Sale v. Haitian Centers Council, Inc., 509 U.S. 155, 175, 113 S.Ct. 2549, 2560-61, 125 L.Ed.2d 128 (1993) (emphasis in original); Landon, 459 U.S. at 26-27, 103 S.Ct. at 325-26 (recognizing statutory rights available in deportation but not exclusion proceedings); Mejia-Ruiz, 51 F.3d at 360 n. 1 (discussing relationship between “entry” doctrine and exclusion/deportation proceedings). The structure of the pre-IIRIRA immigration laws also reflects this exclusion/deportation distinction: Part IV of INA Title II, 8 U.S.C. §§ 1221-1230 (1996), was entitled “Provisions Relating to Entry and Exclusion,” while Part V, 8 U.S.C. §§ 1251-1260 (1996), was entitled “Deportation; Adjustment of Status.” This latter part included section 1251, “Deportable aliens”; section 1252, “Apprehension and deportation of aliens”; section 1253, “Countries to which aliens shall be deported”; and section 1254 (INA section 244), “Suspension of deportation,” making clear that section 244 applied to deportation and not exclusion proceedings. In light of the well-recognized pre-IIRIRA distinction in the immigration laws between exclusion and deportation, it is even more plain to us that, because Congress did not explicitly extend section 244(b)(1) to exclusion proceedings, it intended that section 244(a)(1) continue to apply only to deportation proceedings.
As a matter of statutory construction, we therefore hold that, for aliens placed into proceedings prior to IIRIRA's effective date, suspension of deportation under former INA section 244 is available to aliens in deportation but not in exclusion proceedings notwithstanding INA section 244(b)(1).

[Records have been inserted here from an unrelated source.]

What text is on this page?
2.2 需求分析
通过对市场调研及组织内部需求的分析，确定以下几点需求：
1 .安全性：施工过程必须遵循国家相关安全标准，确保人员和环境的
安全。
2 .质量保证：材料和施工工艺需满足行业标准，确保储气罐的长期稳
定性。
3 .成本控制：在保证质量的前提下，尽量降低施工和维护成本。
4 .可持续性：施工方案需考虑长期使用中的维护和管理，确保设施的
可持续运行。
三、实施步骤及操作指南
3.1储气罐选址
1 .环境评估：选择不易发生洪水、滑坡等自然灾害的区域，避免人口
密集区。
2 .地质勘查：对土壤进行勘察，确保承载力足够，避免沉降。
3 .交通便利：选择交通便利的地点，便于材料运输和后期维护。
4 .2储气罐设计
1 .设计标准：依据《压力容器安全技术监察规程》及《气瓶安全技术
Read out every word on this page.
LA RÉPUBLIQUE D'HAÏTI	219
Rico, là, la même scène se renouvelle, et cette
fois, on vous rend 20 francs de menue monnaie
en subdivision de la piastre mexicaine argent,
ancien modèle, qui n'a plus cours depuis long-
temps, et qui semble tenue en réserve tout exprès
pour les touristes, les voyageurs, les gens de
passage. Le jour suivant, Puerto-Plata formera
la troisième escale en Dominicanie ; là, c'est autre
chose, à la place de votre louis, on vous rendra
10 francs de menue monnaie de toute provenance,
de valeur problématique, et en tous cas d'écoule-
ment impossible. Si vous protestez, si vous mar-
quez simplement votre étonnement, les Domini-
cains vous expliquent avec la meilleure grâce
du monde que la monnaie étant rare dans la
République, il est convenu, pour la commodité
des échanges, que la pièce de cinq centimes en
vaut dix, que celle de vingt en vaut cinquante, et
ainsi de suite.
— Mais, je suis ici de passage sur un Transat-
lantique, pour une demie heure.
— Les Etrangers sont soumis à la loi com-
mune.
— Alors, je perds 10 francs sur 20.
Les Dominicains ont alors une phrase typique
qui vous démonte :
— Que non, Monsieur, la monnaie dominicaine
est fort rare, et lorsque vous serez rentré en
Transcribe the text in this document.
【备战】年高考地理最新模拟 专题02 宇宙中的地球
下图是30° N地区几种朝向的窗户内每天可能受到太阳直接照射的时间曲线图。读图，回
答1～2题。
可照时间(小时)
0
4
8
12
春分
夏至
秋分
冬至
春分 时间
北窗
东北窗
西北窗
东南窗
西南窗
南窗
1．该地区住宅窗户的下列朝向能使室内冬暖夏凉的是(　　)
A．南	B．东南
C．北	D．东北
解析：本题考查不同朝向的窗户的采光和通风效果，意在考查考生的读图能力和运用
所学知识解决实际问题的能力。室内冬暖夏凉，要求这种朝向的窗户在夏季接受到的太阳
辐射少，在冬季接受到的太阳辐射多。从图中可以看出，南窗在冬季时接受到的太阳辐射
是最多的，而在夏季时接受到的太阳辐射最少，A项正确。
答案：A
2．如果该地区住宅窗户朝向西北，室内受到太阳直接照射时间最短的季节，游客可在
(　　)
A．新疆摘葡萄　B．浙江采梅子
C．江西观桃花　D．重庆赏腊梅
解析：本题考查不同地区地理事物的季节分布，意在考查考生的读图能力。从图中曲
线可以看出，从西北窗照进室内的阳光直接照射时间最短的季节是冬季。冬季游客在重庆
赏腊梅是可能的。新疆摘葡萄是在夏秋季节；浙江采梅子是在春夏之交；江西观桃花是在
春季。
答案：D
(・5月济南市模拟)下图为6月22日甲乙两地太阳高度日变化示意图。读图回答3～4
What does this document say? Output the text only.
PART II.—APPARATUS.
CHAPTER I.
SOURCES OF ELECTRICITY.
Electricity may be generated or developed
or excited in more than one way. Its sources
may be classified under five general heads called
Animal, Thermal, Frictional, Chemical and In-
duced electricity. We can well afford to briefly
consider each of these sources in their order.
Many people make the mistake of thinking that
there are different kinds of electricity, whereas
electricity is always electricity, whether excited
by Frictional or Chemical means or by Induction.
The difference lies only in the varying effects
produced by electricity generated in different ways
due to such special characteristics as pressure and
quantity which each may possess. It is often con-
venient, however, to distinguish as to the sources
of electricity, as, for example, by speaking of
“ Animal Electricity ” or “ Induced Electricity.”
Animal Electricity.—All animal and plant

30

Patel is therefore ineligible under former section 244 to apply for suspension of deportation.
Finally, we note that section 244 of the INA was replaced by IIRIRA § 304(a)(3) and is now reconstituted in 8 U.S.C. § 1229b(b)-“Cancellation of removal and adjustment of status for certain nonpermanent residents”-which provides that “[t]he Attorney General may cancel removal [in the case] of ․ an alien who is inadmissible or deportable from the United States if the alien has been physically present in the United States for a continuous period of not less than 10 years” and has satisfied various other substantive requirements. Because IIRIRA consolidated “exclusion” and “deportation” proceedings into one “removal” proceeding, see 8 U.S.C. § 1229a, our decision does not affect aliens who were placed into proceedings on or after April 1, 1997. See IIRIRA § 309(a), 110 Stat. 3009-625 (“Except as [otherwise] provided ․ the amendments made by this subtitle shall take effect on the first day of the first month beginning more than 180 days after the date of the enactment of this Act [September 30, 1996].”).
We have carefully considered Patel's remaining arguments and reject them as without merit. For the reasons set forth above, the BIA's decision is affirmed. Each party shall bear its own costs.
1. INA section 244 was repealed by section 308(b)(7) of IIRIRA and incorporated in part into new section 240A(b) of the INA, see 8 U.S.C. § 1229b(b).